Un groupe qui devait être acheminé sur Bamako refuse de partir le 28 novembre tant qu’il n’a pas été intégralement payé. Cela entraîne la visite du général Marcel Dagnan, au cours de laquelle les tirailleurs se font exigeants sur les réponses qu’ils attendent ; sa voiture est bousculée, son autorité s’évanouit, il ne répond à aucune des questions concernant le règlement administratif de la situation. Choqué, il considère même avoir été à deux doigts d’être séquestré.
Dagnan prend la décision de faire une démonstration de force, en accord avec son supérieur, le général Yves de Boisboissel. Des gendarmes, renforcés de soldats issus des 1er, 7e régiment de tirailleurs sénégalais et 6e régiment d’artillerie coloniale, appuyés par un char léger américain M3, deux automitrailleuses et un half-track sont mobilisés.
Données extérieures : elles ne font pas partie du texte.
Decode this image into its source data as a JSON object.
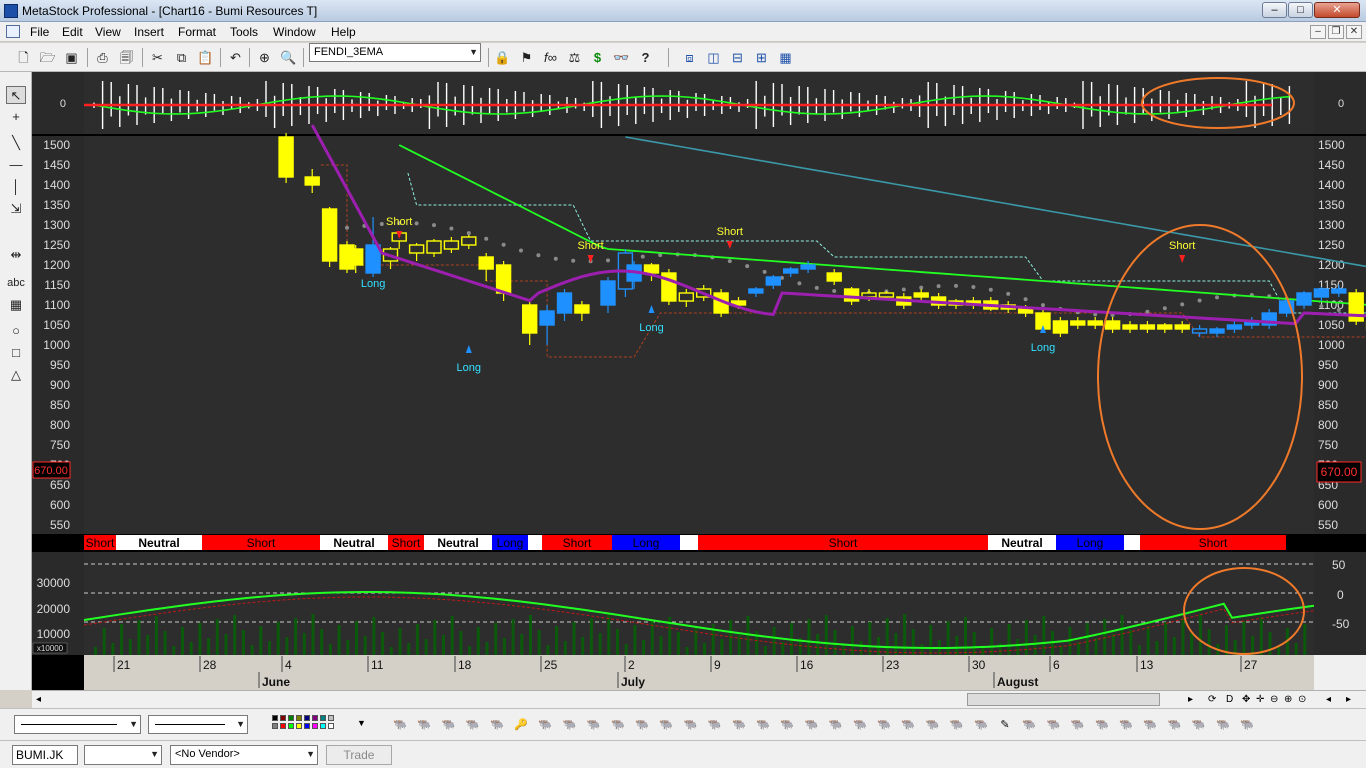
{
  "window": {
    "title": "MetaStock Professional - [Chart16 - Bumi Resources T]",
    "minimize": "–",
    "maximize": "□",
    "close": "✕"
  },
  "menu": {
    "items": [
      "File",
      "Edit",
      "View",
      "Insert",
      "Format",
      "Tools",
      "Window",
      "Help"
    ],
    "mdi_minimize": "–",
    "mdi_restore": "❐",
    "mdi_close": "✕"
  },
  "toolbar": {
    "expert_combo": "FENDI_3EMA",
    "dollar_icon": "$",
    "help_icon": "?"
  },
  "left_tools": {
    "text_tool": "abc"
  },
  "chart": {
    "current_price_label": "670.00",
    "price_axis_ticks": [
      "1500",
      "1450",
      "1400",
      "1350",
      "1300",
      "1250",
      "1200",
      "1150",
      "1100",
      "1050",
      "1000",
      "950",
      "900",
      "850",
      "800",
      "750",
      "700",
      "650",
      "600",
      "550"
    ],
    "top_panel_zero_label": "0",
    "volume_axis_ticks": [
      "30000",
      "20000",
      "10000"
    ],
    "volume_scale_badge": "x10000",
    "osc_axis_ticks": [
      "50",
      "0",
      "-50"
    ],
    "signals": [
      {
        "label": "Short",
        "type": "short"
      },
      {
        "label": "Long",
        "type": "long"
      },
      {
        "label": "Long",
        "type": "long"
      },
      {
        "label": "Short",
        "type": "short"
      },
      {
        "label": "Long",
        "type": "long"
      },
      {
        "label": "Short",
        "type": "short"
      },
      {
        "label": "Long",
        "type": "long"
      },
      {
        "label": "Short",
        "type": "short"
      }
    ],
    "ribbon": [
      {
        "label": "Short",
        "state": "short"
      },
      {
        "label": "Neutral",
        "state": "neutral"
      },
      {
        "label": "Short",
        "state": "short"
      },
      {
        "label": "Neutral",
        "state": "neutral"
      },
      {
        "label": "Short",
        "state": "short"
      },
      {
        "label": "Neutral",
        "state": "neutral"
      },
      {
        "label": "Long",
        "state": "long"
      },
      {
        "label": "",
        "state": "neutral"
      },
      {
        "label": "Short",
        "state": "short"
      },
      {
        "label": "Long",
        "state": "long"
      },
      {
        "label": "",
        "state": "neutral"
      },
      {
        "label": "Short",
        "state": "short"
      },
      {
        "label": "Neutral",
        "state": "neutral"
      },
      {
        "label": "Long",
        "state": "long"
      },
      {
        "label": "",
        "state": "neutral"
      },
      {
        "label": "Short",
        "state": "short"
      }
    ],
    "date_days": [
      "21",
      "28",
      "4",
      "11",
      "18",
      "25",
      "2",
      "9",
      "16",
      "23",
      "30",
      "6",
      "13",
      "27"
    ],
    "date_months": [
      "June",
      "July",
      "August"
    ]
  },
  "bottom": {
    "symbol": "BUMI.JK",
    "vendor": "<No Vendor>",
    "trade_button": "Trade"
  },
  "colors": {
    "short": "#ff0000",
    "long": "#0000ff",
    "neutral": "#ffffff",
    "candle_up": "#1e90ff",
    "candle_down": "#ffff00",
    "ema_fast": "#9c1fb0",
    "ema_mid": "#22ff22",
    "ema_slow": "#3a98a8",
    "annotation": "#f07a2a"
  }
}
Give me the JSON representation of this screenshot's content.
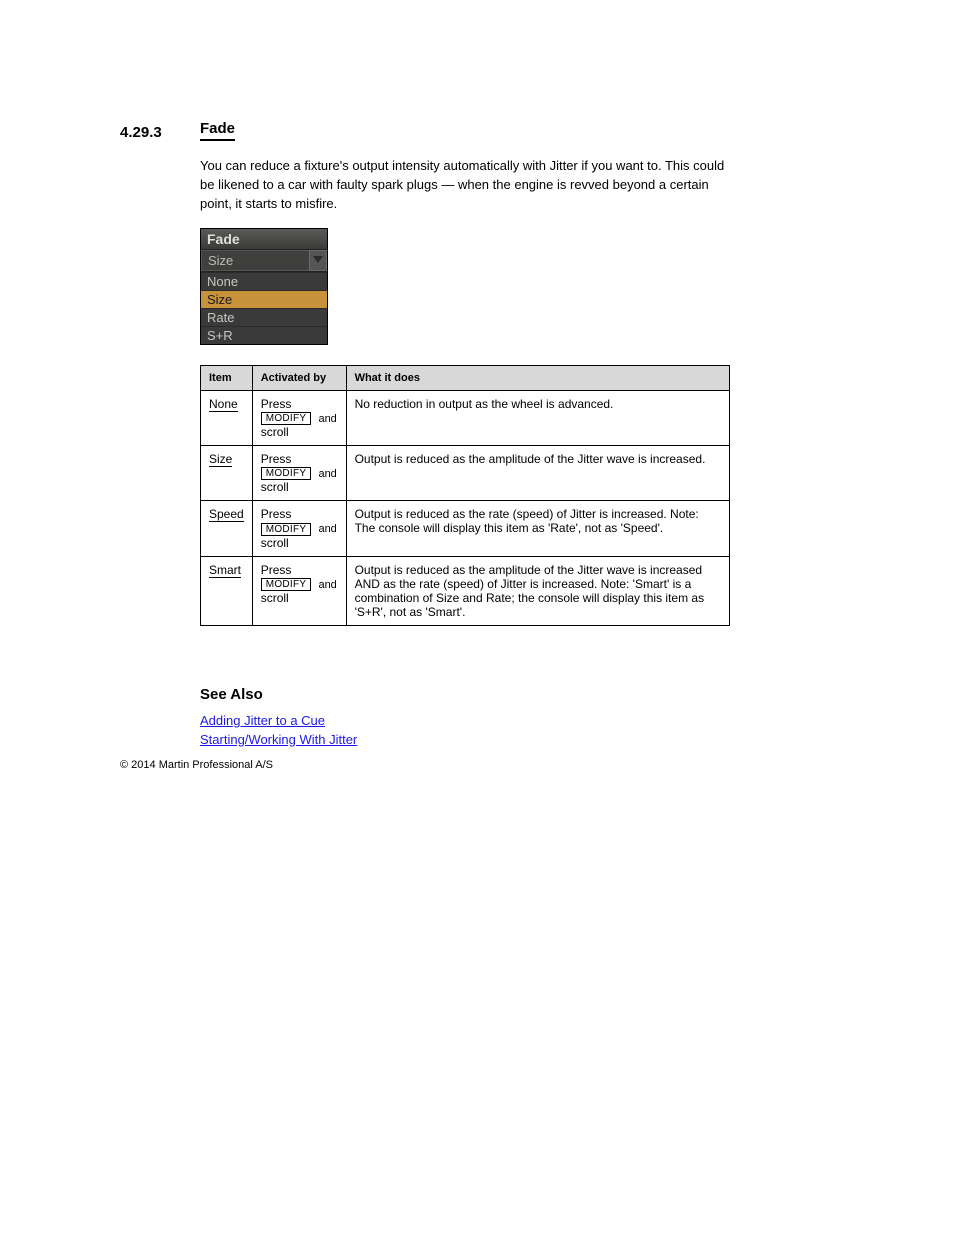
{
  "section": {
    "number": "4.29.3",
    "title": "Fade"
  },
  "intro": "You can reduce a fixture's output intensity automatically with Jitter if you want to. This could be likened to a car with faulty spark plugs — when the engine is revved beyond a certain point, it starts to misfire.",
  "fade_widget": {
    "title": "Fade",
    "selected": "Size",
    "options": [
      "None",
      "Size",
      "Rate",
      "S+R"
    ]
  },
  "table": {
    "headers": [
      "Item",
      "Activated by",
      "What it does"
    ],
    "rows": [
      {
        "item": "None",
        "activated_prefix": "Press ",
        "activated_button": "MODIFY",
        "desc": "No reduction in output as the wheel is advanced."
      },
      {
        "item": "Size",
        "activated_prefix": "Press ",
        "activated_button": "MODIFY",
        "desc": "Output is reduced as the amplitude of the Jitter wave is increased."
      },
      {
        "item": "Speed",
        "activated_prefix": "Press ",
        "activated_button": "MODIFY",
        "desc": "Output is reduced as the rate (speed) of Jitter is increased. Note: The console will display this item as 'Rate', not as 'Speed'."
      },
      {
        "item": "Smart",
        "activated_prefix": "Press ",
        "activated_button": "MODIFY",
        "desc": "Output is reduced as the amplitude of the Jitter wave is increased AND as the rate (speed) of Jitter is increased. Note: 'Smart' is a combination of Size and Rate; the console will display this item as 'S+R', not as 'Smart'."
      }
    ],
    "and_text": " and ",
    "scroll_text": "scroll"
  },
  "see_also": {
    "heading": "See Also",
    "links": [
      "Adding Jitter to a Cue",
      "Starting/Working With Jitter"
    ]
  },
  "footer": "© 2014 Martin Professional A/S"
}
Selon les rapports le camp est investi au matin du 1er décembre à partir de 6 h 30. Selon un rapport français, un tirailleur mutiné aurait « porté la main à son couteau » à 7 h 30 avant d’être désarmé par des sous-officiers français. Une première rafale éclate à 8 h 45 d’après le même rapport. Les tirs mortels ont lieu vers 9 h 30 sur les tirailleurs rassemblés dans la cour, la fusillade durant seulement quelques secondes. Julien Fargettas indique que les versions se contredisent sur l’origine du premier coup de feu (tir d’un tirailleur consigné dans un baraquement ou tir de semonce des forces de l’ordre face au harcèlement verbal des tirailleurs). Les officiers français insistent dans leurs rapports sur la menace posée par le regroupement des tirailleurs tandis que les tirailleurs indiquent dans les interrogatoires postérieurs que le rassemblement signifiait qu’on allait accéder à leurs demandes. Trois cents tirailleurs sont extraits du camp et envoyés à Bamako. Julein Fargettas indique côté force armée : un tirailleur blessé et trois officiers blessés. 3 officiers dont 2 contusionnés suite à agression rebelles.
Le combat entraîne officiellement la mort de 35 tirailleurs. Un télégramme du 2 décembre 1944 parle en effet de 24 tués et 46 blessés dont 11 décédés ensuite, soit 35 morts. Mais un rapport du 5 décembre 1944 évoque « 24 tués et 46 blessés transportés à l’hôpital et décédés par la suite », soit finalement 70 morts parmi les tirailleurs. Il est possible que les blessés du premier rapport soient décédés avant la rédaction du second Samuel Mbajum précise que plusieurs types d’armes ont été saisis. Plusieurs pistolets et une centaine de baïonnettes allemandes, couteaux et armes blanches. Il ajoute que l’on avait agit avec légèreté en laissant tant d’armes entre les mains de gens suspectés de nourrir de mauvaises intentions.
34 tirailleurs sont jugés le 6 mars 1945, condamnés à des peines allant de un à dix ans de prison, à une amende de 100 francs de l’époque et ils perdent leurs droits à l’indemnité de démobilisation. Ils sont graciés en juin 1947, lors de la venue à Dakar du président de la République, Vincent Auriol. « Il ne s’agit pas d’un acquittement, et les veuves de Thiaroye n’ont jamais perçu de pension ».